The resurgence of interest in MMC and modular housing is great news, but if this is to become the decade when offsite goes mainstream, the sector needs clearer direction and support. The recent collapse of the offsite specialist Caledonian Modular, which went into administration in March before being bought by JRL Group, and of House, the modular arm of Urban Splash, highlighted the fragility of a sector forced to also deal with the impacts of a pandemic, rising inflation and a war in Ukraine.
Unlike traditional housebuilders, manufacturers must commit significant amounts of capital to get operations up and running and greater financial and policy support can help bring down costs that act as a barrier to entry to many start-ups. However, the construction industry, lending companies and government regulators have been slow to update policies and practices to make way for the modular industry’s growth. It’s over a year since Rishi Sunak unveiled plans for a new taskforce, backed by £10m of government funding, designed to stimulate housebuilding using MMC, but details of its scope and objectives have still to emerge. Meanwhile, more land needs to be made available for offsite housing schemes, Make UK Modular is currently exploring the different levers it can pull, such as joint bidding on developable land.
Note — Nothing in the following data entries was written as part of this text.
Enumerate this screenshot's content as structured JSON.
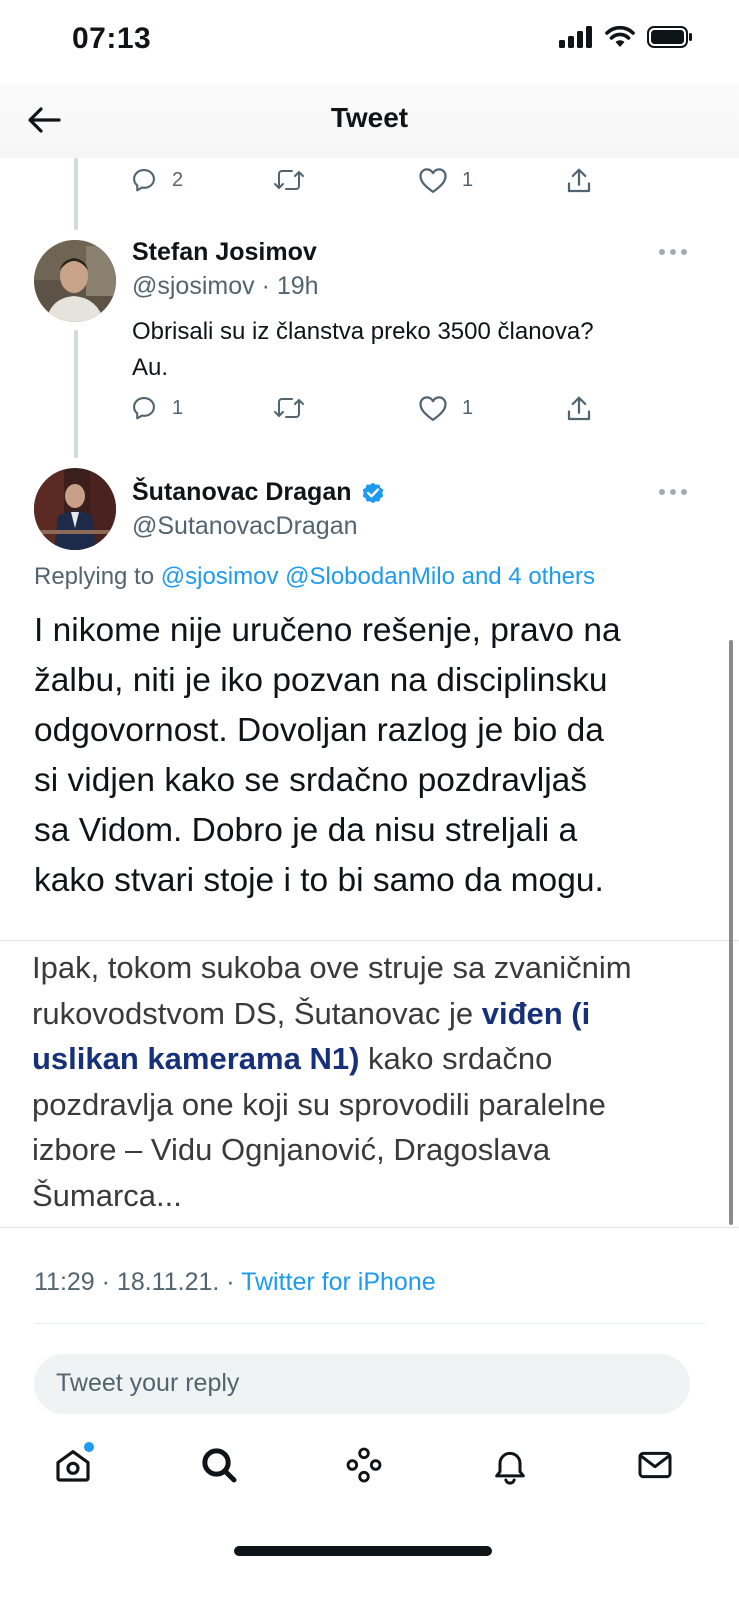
{
  "status_bar": {
    "time": "07:13"
  },
  "header": {
    "title": "Tweet"
  },
  "parent_actions": {
    "replies": "2",
    "retweets": "",
    "likes": "1"
  },
  "reply_tweet": {
    "author_name": "Stefan Josimov",
    "handle": "@sjosimov",
    "time": "19h",
    "text_line1": "Obrisali su iz članstva preko 3500 članova?",
    "text_line2": "Au.",
    "replies": "1",
    "likes": "1"
  },
  "main_tweet": {
    "author_name": "Šutanovac Dragan",
    "handle": "@SutanovacDragan",
    "replying_prefix": "Replying to",
    "replying_links": "@sjosimov @SlobodanMilo and 4 others",
    "lines": [
      "I nikome nije uručeno rešenje, pravo na",
      "žalbu, niti je iko pozvan na disciplinsku",
      "odgovornost. Dovoljan razlog je bio da",
      "si vidjen kako se srdačno pozdravljaš",
      "sa Vidom. Dobro je da nisu streljali a",
      "kako stvari stoje i to bi samo da mogu."
    ],
    "timestamp": "11:29 · 18.11.21. ·",
    "source": "Twitter for iPhone"
  },
  "quote_image": {
    "line1": "Ipak, tokom sukoba ove struje sa zvaničnim",
    "line2_a": "rukovodstvom DS, Šutanovac je ",
    "line2_b": "viđen (i",
    "line3_a": "uslikan kamerama N1)",
    "line3_b": " kako srdačno",
    "line4": "pozdravlja one koji su sprovodili paralelne",
    "line5": "izbore – Vidu Ognjanović, Dragoslava",
    "line6": "Šumarca..."
  },
  "reply_input": {
    "placeholder": "Tweet your reply"
  },
  "colors": {
    "accent": "#1d9bf0",
    "text": "#0f1419",
    "secondary": "#536471",
    "verified": "#1d9bf0",
    "highlight": "#16307a"
  },
  "icons": [
    "back-arrow-icon",
    "reply-icon",
    "retweet-icon",
    "like-icon",
    "share-icon",
    "more-icon",
    "verified-icon",
    "home-icon",
    "search-icon",
    "spaces-icon",
    "notifications-icon",
    "messages-icon"
  ]
}
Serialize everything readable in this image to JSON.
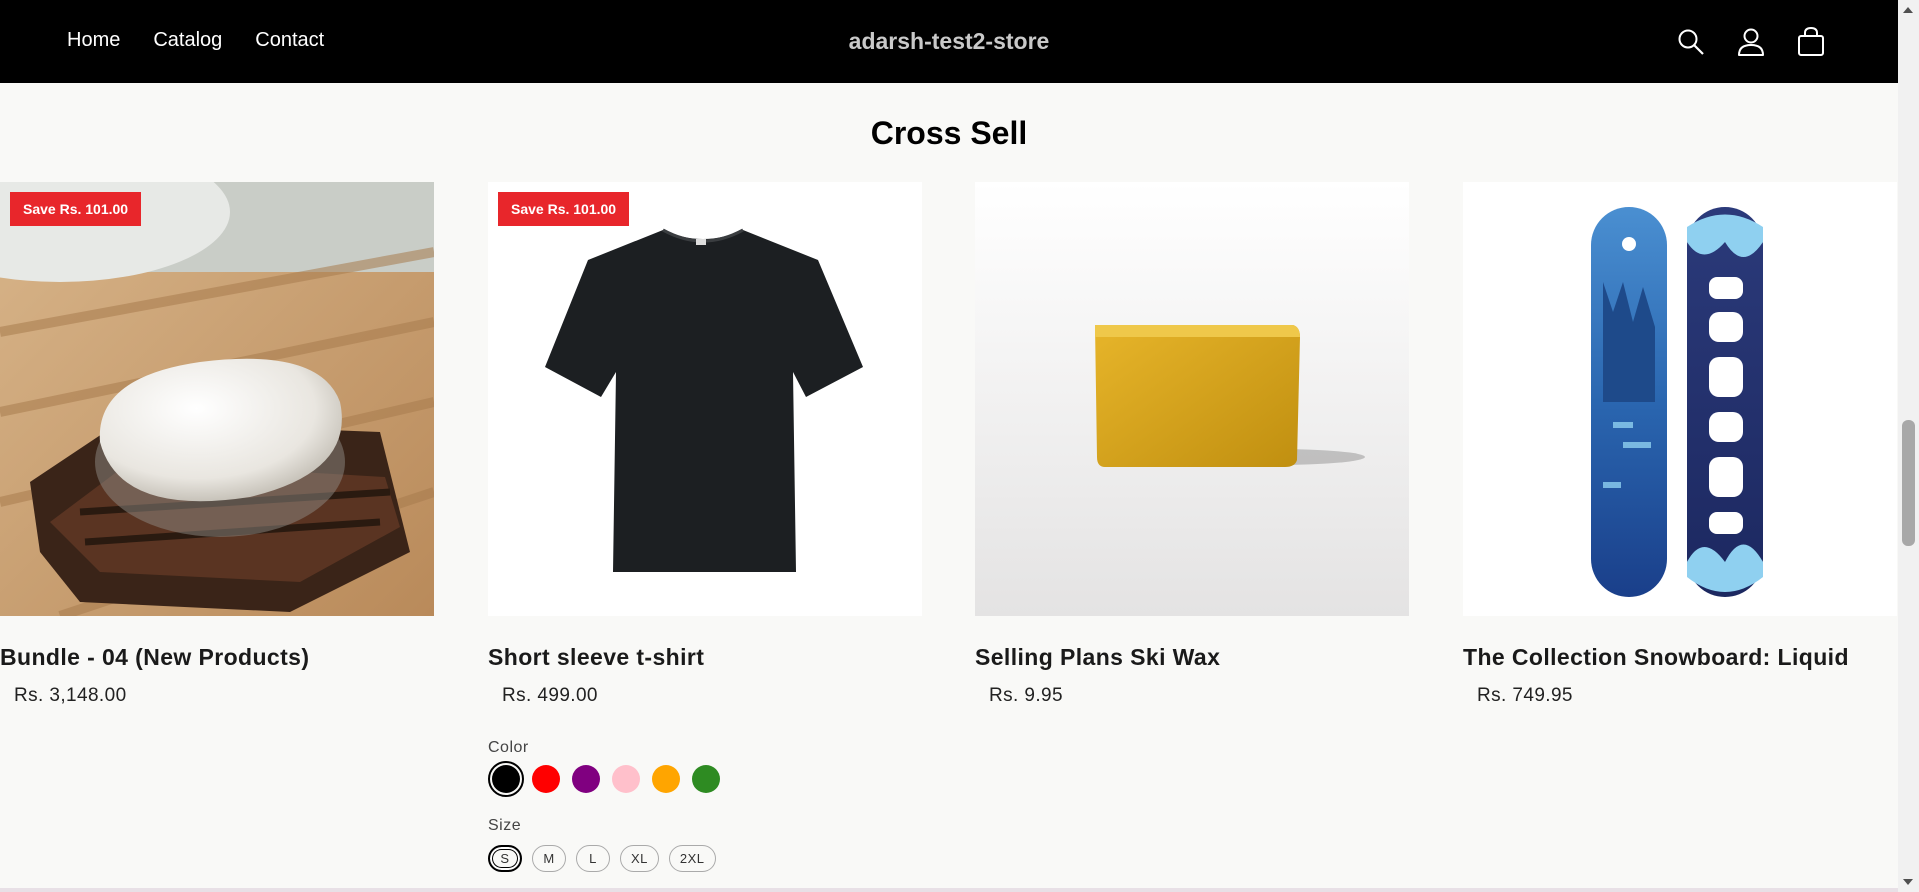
{
  "header": {
    "nav": [
      "Home",
      "Catalog",
      "Contact"
    ],
    "brand": "adarsh-test2-store",
    "icons": [
      "search-icon",
      "account-icon",
      "cart-icon"
    ]
  },
  "section": {
    "title": "Cross Sell"
  },
  "products": [
    {
      "title": "Bundle - 04 (New Products)",
      "price": "Rs. 3,148.00",
      "badge": "Save Rs. 101.00"
    },
    {
      "title": "Short sleeve t-shirt",
      "price": "Rs. 499.00",
      "badge": "Save Rs. 101.00"
    },
    {
      "title": "Selling Plans Ski Wax",
      "price": "Rs. 9.95"
    },
    {
      "title": "The Collection Snowboard: Liquid",
      "price": "Rs. 749.95"
    }
  ],
  "options": {
    "color_label": "Color",
    "colors": [
      "#000000",
      "#ff0000",
      "#800080",
      "#ffc0cb",
      "#ffa500",
      "#2e8b22"
    ],
    "selected_color": "#000000",
    "size_label": "Size",
    "sizes": [
      "S",
      "M",
      "L",
      "XL",
      "2XL"
    ],
    "selected_size": "S"
  },
  "colors": {
    "header_bg": "#000000",
    "badge": "#e8262b",
    "page_bg": "#f9f9f7"
  }
}
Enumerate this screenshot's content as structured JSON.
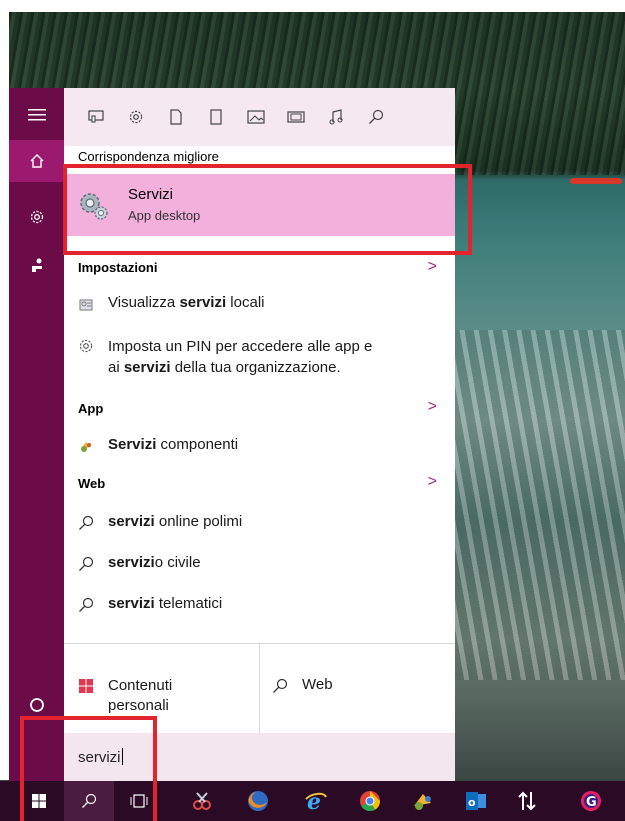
{
  "best_match": {
    "heading": "Corrispondenza migliore",
    "name": "Servizi",
    "subtitle": "App desktop"
  },
  "sections": {
    "settings": "Impostazioni",
    "app": "App",
    "web": "Web"
  },
  "settings_items": [
    {
      "pre": "Visualizza ",
      "bold": "servizi",
      "post": " locali"
    },
    {
      "line1": "Imposta un PIN per accedere alle app e",
      "pre2": "ai ",
      "bold": "servizi",
      "post2": " della tua organizzazione."
    }
  ],
  "app_items": [
    {
      "bold": "Servizi",
      "post": " componenti"
    }
  ],
  "web_items": [
    {
      "bold": "servizi",
      "post": " online polimi"
    },
    {
      "bold": "servizi",
      "post": "o civile"
    },
    {
      "bold": "servizi",
      "post": " telematici"
    }
  ],
  "bottom": {
    "contenuti_line1": "Contenuti",
    "contenuti_line2": "personali",
    "web": "Web"
  },
  "search": {
    "value": "servizi"
  },
  "chevron": ">"
}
Modular responds to several key challenges faced by housebuilding, around speed, sustainability and quality, the coming months will determine if this pioneering approach can reach its true potential.
Our work at KOPE originally grew from our activities in the volumetric modular housing space and the needs across the sector from a technology point of view are clear. Our work is focused on enabling these new house builders to design and fabricate consistently high quality products that give their tenants the best possible living experience. As the industry continues it's journey, our efforts will focus on connecting new and exciting housing designs directly to manufacturing processes and delivering a consistent, easy to use platform for offsite to flourish.